Maui joins a growing list of cities, counties and states that have filed lawsuits seeking to hold the fossil fuel industry accountable for damages and mitigation costs attributable to climate change that could severely strain taxpayer-funded budgets.
The lawsuits cite a series of stories published by InsideClimate News in 2015 based on internal Exxon documents that revealed the extent of the company’s knowledge about the central role of fossil fuels in causing climate change going back to the 1970s.
Sea level rise threatens Maui’s five commercial harbors and five airports, which will become increasingly exposed to chronic flooding that will disrupt inter-island and transoceanic shipping and travel, impacting the county’s economic activities along with its residents and visitors, the lawsuit said.
“Since the County is almost entirely dependent upon imported food, fuel, and material, the vulnerability of ports and airports to extreme events, sea level rise, and increasing wave heights is of serious concern,” the lawsuit said.
On the island of Maui alone, more than $3.2 billion in assets, including more than 3,100 acres of land, 760 structures critical to Maui’s tourism-based economy, and 11.2 miles of major roads, are at risk of inundation and destruction because of sea level rise estimated to occur by the year 2100, the lawsuit said.

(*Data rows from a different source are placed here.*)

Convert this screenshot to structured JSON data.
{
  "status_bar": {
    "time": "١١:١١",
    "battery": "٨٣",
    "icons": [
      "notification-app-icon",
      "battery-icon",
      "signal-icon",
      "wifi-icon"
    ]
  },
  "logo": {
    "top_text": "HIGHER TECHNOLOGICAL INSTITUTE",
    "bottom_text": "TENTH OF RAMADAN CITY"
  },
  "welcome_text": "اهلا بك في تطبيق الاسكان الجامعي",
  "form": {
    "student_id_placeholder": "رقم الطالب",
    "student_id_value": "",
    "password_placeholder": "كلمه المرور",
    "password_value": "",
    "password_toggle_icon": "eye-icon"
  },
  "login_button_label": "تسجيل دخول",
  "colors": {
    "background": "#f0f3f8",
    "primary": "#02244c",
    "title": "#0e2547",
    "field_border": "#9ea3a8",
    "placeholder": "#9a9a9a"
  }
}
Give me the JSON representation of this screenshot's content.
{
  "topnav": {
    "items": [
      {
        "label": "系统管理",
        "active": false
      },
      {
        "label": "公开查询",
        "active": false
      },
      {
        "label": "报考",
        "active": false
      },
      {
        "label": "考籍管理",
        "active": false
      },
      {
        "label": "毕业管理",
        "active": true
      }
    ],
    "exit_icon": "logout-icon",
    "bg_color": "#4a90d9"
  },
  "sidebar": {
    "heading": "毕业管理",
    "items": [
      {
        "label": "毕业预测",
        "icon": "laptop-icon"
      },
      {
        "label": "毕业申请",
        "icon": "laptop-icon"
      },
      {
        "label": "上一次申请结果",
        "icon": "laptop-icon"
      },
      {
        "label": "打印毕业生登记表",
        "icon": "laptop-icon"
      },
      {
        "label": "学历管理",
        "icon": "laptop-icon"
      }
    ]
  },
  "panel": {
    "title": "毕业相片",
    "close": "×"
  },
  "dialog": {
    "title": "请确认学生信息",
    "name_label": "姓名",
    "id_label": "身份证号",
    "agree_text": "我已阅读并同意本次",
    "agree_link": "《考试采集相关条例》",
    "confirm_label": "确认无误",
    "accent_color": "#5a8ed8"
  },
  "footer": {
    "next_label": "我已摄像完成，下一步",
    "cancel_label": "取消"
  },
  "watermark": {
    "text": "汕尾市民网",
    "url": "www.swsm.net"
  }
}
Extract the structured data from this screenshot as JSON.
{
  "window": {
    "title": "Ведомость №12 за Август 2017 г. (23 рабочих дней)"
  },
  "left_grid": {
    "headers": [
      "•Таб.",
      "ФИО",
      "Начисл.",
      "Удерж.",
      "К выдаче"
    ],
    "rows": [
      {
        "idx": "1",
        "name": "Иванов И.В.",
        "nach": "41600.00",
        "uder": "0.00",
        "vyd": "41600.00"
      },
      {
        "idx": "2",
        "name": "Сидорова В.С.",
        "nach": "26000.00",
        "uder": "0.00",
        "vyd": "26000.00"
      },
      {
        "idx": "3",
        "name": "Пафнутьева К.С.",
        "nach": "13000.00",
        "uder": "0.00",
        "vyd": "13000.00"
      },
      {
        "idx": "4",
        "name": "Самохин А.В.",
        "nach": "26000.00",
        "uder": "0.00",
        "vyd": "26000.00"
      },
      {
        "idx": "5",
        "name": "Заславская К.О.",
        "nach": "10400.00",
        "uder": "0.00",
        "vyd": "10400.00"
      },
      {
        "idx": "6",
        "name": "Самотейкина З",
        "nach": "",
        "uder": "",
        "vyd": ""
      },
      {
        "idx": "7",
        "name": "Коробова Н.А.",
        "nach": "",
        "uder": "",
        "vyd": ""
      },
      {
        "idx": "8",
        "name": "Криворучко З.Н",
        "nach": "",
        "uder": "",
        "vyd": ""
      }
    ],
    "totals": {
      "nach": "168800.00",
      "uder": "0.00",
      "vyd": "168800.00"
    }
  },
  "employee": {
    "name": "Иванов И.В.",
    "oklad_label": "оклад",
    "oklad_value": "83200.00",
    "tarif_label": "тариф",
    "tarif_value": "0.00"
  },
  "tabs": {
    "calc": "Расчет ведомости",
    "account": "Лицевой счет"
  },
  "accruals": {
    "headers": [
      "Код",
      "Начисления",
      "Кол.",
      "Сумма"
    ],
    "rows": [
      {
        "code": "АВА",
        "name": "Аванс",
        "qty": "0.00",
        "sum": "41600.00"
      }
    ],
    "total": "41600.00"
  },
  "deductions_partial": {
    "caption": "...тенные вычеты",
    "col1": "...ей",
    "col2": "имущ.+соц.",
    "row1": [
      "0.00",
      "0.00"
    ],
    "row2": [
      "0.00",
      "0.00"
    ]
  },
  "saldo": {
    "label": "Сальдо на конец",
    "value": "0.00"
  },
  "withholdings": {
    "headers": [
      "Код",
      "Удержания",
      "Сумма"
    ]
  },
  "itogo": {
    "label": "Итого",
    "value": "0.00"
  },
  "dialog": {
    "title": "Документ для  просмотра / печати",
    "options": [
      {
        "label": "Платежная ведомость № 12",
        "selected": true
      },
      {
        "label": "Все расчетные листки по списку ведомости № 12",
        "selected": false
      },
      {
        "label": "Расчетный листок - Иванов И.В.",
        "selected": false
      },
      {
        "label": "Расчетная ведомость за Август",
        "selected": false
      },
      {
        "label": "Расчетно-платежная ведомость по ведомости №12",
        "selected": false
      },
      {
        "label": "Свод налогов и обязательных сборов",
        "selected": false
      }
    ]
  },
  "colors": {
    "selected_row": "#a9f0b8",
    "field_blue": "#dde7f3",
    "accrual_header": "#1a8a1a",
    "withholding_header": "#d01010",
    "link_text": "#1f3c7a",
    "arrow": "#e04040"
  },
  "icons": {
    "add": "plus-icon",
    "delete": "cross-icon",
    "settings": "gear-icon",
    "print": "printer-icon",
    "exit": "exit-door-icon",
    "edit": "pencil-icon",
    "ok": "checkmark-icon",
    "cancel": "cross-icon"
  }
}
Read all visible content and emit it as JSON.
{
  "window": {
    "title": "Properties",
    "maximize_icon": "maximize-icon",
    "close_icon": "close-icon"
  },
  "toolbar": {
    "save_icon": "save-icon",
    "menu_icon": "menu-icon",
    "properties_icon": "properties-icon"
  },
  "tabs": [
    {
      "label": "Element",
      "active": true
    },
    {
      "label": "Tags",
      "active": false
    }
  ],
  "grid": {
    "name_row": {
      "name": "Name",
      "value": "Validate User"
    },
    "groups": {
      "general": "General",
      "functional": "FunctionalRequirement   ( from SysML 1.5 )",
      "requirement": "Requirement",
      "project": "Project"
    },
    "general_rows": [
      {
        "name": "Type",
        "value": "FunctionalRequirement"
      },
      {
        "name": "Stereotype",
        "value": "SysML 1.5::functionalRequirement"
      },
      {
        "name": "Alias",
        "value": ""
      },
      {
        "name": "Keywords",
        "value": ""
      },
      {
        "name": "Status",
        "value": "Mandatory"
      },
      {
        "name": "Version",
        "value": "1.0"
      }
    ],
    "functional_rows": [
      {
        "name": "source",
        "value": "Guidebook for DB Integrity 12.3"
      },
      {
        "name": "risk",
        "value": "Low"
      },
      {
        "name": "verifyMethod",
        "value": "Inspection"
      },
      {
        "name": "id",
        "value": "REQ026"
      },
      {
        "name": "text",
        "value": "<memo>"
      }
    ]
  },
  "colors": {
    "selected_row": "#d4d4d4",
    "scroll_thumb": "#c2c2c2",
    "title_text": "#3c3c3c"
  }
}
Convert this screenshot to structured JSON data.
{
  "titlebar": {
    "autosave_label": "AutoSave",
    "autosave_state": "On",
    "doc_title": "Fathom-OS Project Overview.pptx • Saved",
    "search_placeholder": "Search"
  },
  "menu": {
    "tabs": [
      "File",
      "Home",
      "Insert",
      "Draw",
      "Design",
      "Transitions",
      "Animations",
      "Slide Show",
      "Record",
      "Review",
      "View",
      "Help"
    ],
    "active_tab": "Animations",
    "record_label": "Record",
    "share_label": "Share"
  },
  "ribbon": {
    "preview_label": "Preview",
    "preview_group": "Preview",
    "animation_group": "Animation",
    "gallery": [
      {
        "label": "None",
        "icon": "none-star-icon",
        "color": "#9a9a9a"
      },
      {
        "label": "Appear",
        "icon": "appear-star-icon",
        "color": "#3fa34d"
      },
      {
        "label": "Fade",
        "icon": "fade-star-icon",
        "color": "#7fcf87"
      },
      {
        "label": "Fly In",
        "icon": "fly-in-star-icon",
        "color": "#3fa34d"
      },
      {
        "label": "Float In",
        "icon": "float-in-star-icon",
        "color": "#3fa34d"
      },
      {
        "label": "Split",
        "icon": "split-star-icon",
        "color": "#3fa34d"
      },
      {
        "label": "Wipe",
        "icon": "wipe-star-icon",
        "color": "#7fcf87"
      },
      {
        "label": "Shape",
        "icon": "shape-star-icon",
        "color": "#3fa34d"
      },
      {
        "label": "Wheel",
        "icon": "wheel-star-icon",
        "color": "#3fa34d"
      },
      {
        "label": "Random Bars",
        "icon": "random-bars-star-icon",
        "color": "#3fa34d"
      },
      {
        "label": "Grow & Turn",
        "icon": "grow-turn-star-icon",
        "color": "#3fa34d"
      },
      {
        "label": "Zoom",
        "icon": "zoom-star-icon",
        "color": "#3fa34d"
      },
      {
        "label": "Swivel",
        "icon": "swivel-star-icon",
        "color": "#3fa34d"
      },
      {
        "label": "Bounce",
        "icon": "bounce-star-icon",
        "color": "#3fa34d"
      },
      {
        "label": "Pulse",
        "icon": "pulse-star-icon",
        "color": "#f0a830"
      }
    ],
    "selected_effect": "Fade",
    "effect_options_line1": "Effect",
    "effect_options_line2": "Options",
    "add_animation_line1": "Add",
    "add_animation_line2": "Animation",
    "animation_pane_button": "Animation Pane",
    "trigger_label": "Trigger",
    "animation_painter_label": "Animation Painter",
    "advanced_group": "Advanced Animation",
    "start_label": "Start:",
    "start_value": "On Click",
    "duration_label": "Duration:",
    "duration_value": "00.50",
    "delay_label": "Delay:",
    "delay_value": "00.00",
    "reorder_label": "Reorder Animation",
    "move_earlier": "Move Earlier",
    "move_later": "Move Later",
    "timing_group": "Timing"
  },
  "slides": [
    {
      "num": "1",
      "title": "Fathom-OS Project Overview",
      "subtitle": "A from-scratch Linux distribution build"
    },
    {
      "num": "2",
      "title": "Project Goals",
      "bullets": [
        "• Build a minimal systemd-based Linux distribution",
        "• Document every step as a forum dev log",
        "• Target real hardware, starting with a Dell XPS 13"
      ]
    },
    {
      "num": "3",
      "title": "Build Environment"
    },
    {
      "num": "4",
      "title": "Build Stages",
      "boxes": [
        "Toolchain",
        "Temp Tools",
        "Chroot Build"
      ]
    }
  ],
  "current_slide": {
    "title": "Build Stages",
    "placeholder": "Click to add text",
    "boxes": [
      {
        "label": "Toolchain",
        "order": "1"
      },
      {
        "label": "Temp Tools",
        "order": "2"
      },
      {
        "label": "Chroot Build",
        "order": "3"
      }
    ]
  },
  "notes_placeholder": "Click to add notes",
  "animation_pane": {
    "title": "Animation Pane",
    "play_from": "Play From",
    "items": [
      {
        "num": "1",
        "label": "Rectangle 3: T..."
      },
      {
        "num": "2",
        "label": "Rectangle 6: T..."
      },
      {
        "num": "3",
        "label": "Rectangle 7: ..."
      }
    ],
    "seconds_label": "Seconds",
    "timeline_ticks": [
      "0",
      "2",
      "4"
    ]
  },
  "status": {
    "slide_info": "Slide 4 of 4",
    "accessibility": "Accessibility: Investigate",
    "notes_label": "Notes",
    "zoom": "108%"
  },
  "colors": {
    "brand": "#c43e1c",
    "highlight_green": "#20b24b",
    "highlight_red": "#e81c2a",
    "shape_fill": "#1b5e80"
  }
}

Native Hawaiian cultural and historical resources, such as burial grounds and home sites, and the habitat of native and endangered species face destruction by rising seas, wildfires and rising temperatures, the lawsuit said.
The county’s fire season runs year-round, rather than only a few months of the year. In 2019, called the “year of fire” on Maui, nearly 26,000 acres burned in the County—more than six times the total area burned in 2018, according to the lawsuit.
Heat continues to pound the islands with 2019 being the warmest year on record across the county. Kahului, on the island of Maui, broke or tied 61 daily record temperatures, leading to threats to human health and the water supply, the lawsuit said.
Maui’s case comes at a time when nearly two dozen other climate cases are wending through the legal system and facing stiff opposition from the fossil fuel industry. The U.S. Supreme Court recently agreed to consider whether the cases should be heard in state or federal courts.
The first round of cases was filed three years ago when five cities and three counties in California sought damages from the industry. Those cases were followed in quick succession by lawsuits in Colorado, New York City, Baltimore, Kings County in Washington state, the state of Rhode Island and the Pacific Coast Federation of Fishermen’s Associations. Most recently, Connecticut and Delaware have filed climate lawsuits, as have Hoboken, New Jersey, and Charleston, South Carolina.
Generally, these cases embrace a range of state law violations that include public nuisance, trespass, product liability and consumer protection.
Like the Maui case, most of the lawsuits have been filed in state courts. But fossil fuel companies are fighting to have them heard in federal court, where they have largely been successful in fending off earlier climate lawsuits. Consequently, legal battle lines so far have been drawn over jurisdictional questions rather than on substantive issues addressing the fossil fuel industry’s role in climate change.
The municipalities want the cases heard in state courts where they can focus on arguments grounded in state laws they believe more precisely relate to the cause and consequences of climate change. Having cases tried in local courts gives them an advantage because the courts are not constrained by prevailing federal laws that sharply constrain climate-related claims.
The industry is fighting to have the cases tried in federal court, where the law gives them the upper hand to argue climate change remedies are policy issues best left to Congress, not the courts, a position that the federal courts have embraced in similar cases.